The aerial photo taken on 26 August 2013 shows fields inundated by floods along the Tongjiang-Fuyuan river section of the Heilong River in northeast China's Heilongjiang Province. The Heilong River has swelled since mid-August, with some sections of its middle and lower reaches seeing their worst floods in history. Photo: Ma Ling / Xinhua

By Zhu Ningzhu
27 August 2013 CHANGCHUN (Xinhua) – Floods and heavy rains have caused the death of at least 20 people and adversely affected more than 2.2 million in northeast China’s Jilin Province, local authorities said. Persistent rain has brought chaos to 56 county-level regions of the province, forcing 239,000 people to be evacuated, according to the provincial civil affairs department. At least 585,000 hectares of crops have been damaged, some 12,000 rooms destroyed, with another 146,000 damaged, leading to direct economic losses of over 10 billion yuan (1.7 billion U.S. dollars).
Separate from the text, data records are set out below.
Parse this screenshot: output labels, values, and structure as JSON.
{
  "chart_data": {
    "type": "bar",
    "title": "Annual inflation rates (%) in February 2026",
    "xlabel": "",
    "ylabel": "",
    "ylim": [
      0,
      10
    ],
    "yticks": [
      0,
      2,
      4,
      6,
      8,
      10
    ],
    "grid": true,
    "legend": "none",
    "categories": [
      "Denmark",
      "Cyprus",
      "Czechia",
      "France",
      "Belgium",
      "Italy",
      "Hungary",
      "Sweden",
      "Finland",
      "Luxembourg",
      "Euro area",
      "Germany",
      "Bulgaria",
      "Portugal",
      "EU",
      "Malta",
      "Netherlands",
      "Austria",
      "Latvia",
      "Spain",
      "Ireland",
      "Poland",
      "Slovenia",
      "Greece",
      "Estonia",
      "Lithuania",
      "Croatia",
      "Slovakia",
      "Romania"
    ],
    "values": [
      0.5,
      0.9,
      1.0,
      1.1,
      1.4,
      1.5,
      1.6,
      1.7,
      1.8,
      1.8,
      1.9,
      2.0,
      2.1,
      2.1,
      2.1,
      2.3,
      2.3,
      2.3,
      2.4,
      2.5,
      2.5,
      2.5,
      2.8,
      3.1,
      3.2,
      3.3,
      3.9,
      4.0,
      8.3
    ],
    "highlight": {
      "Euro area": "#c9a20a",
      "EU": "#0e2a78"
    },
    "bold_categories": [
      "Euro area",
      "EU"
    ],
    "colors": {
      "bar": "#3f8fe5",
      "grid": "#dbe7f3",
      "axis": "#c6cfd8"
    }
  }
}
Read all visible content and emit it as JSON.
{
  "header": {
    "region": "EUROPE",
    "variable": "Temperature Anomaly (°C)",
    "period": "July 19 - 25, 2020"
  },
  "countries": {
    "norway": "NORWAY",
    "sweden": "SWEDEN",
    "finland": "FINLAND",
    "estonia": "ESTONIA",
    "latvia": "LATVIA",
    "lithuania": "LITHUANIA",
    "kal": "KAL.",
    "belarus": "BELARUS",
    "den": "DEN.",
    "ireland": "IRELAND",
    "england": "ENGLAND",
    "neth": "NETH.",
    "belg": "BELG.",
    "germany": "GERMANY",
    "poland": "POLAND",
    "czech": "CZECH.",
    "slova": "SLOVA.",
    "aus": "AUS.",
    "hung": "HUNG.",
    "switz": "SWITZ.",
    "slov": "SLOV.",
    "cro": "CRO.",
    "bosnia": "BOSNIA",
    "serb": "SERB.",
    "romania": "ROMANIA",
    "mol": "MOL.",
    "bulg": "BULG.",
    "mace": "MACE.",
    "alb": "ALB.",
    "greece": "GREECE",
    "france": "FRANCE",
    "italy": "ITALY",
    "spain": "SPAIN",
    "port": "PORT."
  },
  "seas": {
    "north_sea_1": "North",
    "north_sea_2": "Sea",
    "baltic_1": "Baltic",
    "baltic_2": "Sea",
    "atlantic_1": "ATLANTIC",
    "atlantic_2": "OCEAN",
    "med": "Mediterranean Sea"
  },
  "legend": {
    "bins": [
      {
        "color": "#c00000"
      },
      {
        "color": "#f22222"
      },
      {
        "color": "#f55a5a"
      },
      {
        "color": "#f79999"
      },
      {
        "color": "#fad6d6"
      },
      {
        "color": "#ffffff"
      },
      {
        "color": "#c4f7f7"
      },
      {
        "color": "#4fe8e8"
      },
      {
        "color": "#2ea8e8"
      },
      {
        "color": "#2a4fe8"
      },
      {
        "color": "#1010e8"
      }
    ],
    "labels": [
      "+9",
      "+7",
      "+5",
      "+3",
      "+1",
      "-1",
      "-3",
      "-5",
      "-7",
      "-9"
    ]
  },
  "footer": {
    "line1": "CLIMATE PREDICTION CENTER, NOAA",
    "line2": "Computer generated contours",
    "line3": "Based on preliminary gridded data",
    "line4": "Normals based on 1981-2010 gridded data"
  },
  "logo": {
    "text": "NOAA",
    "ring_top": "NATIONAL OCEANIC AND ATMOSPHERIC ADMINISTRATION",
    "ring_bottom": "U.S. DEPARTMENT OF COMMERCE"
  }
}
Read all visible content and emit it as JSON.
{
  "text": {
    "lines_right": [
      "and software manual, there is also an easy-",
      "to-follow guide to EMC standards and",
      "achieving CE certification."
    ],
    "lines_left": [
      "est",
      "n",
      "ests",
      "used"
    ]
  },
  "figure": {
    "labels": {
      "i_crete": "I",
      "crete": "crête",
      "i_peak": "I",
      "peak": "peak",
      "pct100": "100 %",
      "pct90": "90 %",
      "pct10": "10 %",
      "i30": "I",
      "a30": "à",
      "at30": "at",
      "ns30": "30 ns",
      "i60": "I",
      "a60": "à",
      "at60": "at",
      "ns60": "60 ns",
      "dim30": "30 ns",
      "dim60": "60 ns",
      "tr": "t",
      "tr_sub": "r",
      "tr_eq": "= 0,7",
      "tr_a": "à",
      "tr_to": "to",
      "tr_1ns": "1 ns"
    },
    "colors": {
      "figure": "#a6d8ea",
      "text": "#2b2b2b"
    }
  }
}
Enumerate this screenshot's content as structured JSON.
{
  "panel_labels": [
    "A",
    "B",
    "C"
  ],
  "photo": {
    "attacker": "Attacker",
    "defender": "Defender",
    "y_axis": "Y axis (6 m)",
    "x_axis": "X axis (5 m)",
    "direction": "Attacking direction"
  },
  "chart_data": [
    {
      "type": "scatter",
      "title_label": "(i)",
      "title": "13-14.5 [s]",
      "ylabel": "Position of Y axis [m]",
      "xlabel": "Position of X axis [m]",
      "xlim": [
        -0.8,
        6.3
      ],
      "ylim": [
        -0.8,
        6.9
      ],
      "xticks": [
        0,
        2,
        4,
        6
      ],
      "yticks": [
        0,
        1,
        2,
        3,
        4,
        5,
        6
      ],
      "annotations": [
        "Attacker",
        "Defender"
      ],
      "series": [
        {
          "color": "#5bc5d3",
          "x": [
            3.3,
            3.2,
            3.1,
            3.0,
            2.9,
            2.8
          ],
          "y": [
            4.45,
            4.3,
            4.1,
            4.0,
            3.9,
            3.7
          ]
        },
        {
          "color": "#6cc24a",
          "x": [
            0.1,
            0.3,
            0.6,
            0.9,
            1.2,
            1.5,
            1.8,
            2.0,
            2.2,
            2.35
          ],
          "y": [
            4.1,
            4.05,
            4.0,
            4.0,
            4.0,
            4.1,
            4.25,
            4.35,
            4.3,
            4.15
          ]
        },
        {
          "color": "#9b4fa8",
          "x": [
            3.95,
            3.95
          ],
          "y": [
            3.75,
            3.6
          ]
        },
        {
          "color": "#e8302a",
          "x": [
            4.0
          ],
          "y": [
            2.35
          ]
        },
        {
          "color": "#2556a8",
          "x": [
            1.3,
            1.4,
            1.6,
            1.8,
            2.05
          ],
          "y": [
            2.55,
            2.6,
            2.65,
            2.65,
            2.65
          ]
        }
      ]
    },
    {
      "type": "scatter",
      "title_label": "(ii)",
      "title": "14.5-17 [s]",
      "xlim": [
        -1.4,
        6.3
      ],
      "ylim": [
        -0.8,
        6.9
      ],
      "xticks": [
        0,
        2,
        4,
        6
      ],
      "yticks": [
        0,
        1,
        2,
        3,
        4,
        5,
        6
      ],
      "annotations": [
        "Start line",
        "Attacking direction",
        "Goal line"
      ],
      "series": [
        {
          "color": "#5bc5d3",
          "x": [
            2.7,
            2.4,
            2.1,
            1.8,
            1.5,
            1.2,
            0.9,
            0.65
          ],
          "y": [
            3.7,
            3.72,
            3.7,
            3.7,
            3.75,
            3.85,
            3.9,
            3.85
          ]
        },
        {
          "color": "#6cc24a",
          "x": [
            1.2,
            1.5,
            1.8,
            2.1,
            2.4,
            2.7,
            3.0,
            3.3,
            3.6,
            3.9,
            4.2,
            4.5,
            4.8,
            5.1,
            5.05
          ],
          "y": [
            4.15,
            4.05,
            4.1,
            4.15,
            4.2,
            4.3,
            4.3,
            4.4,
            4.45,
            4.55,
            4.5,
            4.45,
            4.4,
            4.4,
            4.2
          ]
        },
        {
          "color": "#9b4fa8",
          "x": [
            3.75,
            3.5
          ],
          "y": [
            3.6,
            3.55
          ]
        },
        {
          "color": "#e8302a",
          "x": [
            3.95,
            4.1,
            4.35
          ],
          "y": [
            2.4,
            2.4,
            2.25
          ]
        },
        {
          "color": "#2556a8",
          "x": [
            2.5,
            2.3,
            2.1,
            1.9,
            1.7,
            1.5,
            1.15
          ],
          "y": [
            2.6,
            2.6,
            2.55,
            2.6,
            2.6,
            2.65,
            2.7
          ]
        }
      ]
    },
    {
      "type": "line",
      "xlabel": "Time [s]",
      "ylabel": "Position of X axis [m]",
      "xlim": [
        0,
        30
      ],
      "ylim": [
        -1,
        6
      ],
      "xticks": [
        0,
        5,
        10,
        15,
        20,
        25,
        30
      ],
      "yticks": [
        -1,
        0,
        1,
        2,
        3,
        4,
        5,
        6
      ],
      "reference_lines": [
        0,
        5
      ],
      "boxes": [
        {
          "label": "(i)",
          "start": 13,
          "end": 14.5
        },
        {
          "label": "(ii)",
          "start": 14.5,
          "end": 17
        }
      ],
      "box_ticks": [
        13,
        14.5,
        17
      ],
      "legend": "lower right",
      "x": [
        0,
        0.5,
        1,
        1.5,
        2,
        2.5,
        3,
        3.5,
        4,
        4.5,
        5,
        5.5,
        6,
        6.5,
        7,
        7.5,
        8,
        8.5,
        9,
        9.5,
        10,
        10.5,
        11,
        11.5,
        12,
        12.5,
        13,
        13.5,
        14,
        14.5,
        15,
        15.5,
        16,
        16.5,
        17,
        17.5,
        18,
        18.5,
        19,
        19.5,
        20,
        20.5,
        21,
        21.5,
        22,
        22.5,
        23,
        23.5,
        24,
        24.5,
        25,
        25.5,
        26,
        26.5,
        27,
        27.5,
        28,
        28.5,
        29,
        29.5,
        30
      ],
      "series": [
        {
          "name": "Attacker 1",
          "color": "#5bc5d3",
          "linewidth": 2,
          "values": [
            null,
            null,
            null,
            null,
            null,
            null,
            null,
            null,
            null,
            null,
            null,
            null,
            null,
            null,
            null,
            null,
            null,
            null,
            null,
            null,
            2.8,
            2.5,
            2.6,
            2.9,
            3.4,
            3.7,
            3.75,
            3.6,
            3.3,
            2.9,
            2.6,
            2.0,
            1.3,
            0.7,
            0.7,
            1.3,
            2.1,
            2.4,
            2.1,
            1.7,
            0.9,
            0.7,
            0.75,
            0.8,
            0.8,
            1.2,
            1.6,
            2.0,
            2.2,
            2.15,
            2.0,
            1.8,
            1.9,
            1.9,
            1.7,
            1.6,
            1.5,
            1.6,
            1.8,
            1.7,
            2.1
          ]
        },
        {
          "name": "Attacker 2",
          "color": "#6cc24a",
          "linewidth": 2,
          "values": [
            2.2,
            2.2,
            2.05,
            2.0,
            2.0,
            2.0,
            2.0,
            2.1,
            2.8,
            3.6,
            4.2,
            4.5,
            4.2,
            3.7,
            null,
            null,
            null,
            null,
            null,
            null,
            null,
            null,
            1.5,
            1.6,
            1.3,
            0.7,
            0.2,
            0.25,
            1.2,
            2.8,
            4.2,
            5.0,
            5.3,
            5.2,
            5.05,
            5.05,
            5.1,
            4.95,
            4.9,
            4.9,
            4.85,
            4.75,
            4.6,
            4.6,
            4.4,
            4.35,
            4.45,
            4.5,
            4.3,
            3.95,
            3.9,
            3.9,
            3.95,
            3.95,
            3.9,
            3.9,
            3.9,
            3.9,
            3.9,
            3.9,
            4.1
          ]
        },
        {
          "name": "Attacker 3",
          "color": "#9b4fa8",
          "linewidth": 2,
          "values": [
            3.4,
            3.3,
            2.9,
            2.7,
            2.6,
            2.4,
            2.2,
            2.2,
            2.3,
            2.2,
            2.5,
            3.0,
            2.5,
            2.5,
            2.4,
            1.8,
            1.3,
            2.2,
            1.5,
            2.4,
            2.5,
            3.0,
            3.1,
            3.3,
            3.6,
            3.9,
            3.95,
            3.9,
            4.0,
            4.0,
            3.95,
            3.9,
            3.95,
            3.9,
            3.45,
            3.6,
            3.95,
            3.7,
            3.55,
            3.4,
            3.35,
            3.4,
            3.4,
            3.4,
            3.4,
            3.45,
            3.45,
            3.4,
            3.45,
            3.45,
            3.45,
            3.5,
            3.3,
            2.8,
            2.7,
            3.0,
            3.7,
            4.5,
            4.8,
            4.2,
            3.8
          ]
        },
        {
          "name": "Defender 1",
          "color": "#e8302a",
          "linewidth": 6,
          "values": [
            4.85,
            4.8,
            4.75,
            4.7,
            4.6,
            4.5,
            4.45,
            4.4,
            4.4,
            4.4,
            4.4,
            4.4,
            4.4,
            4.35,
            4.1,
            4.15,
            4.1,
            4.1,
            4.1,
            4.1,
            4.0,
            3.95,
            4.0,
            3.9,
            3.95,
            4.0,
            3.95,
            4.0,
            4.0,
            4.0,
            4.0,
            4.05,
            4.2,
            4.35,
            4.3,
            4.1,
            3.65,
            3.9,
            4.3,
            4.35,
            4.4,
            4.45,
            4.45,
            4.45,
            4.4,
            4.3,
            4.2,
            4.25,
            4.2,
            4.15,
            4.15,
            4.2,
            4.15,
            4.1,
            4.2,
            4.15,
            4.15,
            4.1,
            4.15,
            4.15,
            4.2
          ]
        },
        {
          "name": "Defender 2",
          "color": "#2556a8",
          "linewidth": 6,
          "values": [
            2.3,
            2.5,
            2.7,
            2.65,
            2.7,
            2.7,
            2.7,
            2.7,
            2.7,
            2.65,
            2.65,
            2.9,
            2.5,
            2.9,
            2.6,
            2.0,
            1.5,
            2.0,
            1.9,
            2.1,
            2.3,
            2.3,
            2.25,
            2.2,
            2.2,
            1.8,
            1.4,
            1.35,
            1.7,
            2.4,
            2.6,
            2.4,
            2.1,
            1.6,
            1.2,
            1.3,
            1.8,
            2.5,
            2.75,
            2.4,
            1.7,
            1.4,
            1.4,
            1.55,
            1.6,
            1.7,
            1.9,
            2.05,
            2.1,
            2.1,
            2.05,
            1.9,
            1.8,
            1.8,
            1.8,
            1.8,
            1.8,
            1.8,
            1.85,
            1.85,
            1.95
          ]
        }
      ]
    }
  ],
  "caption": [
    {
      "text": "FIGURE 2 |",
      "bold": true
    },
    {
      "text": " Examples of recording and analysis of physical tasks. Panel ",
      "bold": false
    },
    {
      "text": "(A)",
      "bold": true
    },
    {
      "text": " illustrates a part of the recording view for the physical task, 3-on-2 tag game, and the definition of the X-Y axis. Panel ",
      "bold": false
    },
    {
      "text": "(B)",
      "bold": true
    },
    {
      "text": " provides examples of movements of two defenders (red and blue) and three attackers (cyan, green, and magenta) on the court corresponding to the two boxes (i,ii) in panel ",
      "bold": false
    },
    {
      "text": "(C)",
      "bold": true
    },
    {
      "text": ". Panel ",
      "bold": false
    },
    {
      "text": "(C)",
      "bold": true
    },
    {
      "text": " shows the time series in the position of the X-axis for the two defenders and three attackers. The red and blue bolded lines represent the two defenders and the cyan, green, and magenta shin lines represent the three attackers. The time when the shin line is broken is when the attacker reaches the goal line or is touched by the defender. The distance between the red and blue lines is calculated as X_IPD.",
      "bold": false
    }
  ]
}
Rainstorms have also swept Heilongjiang and Liaoning provinces, also in northeastern China. As of Tuesday, 85 people were confirmed dead and 105 were missing in the worst floods to hit northeast China in more than a decade. The Jilin government has dispatched 824 tonnes of grain to the disaster areas, and a total of seven million yuan of emergency funds has been allocated by provincial finance department.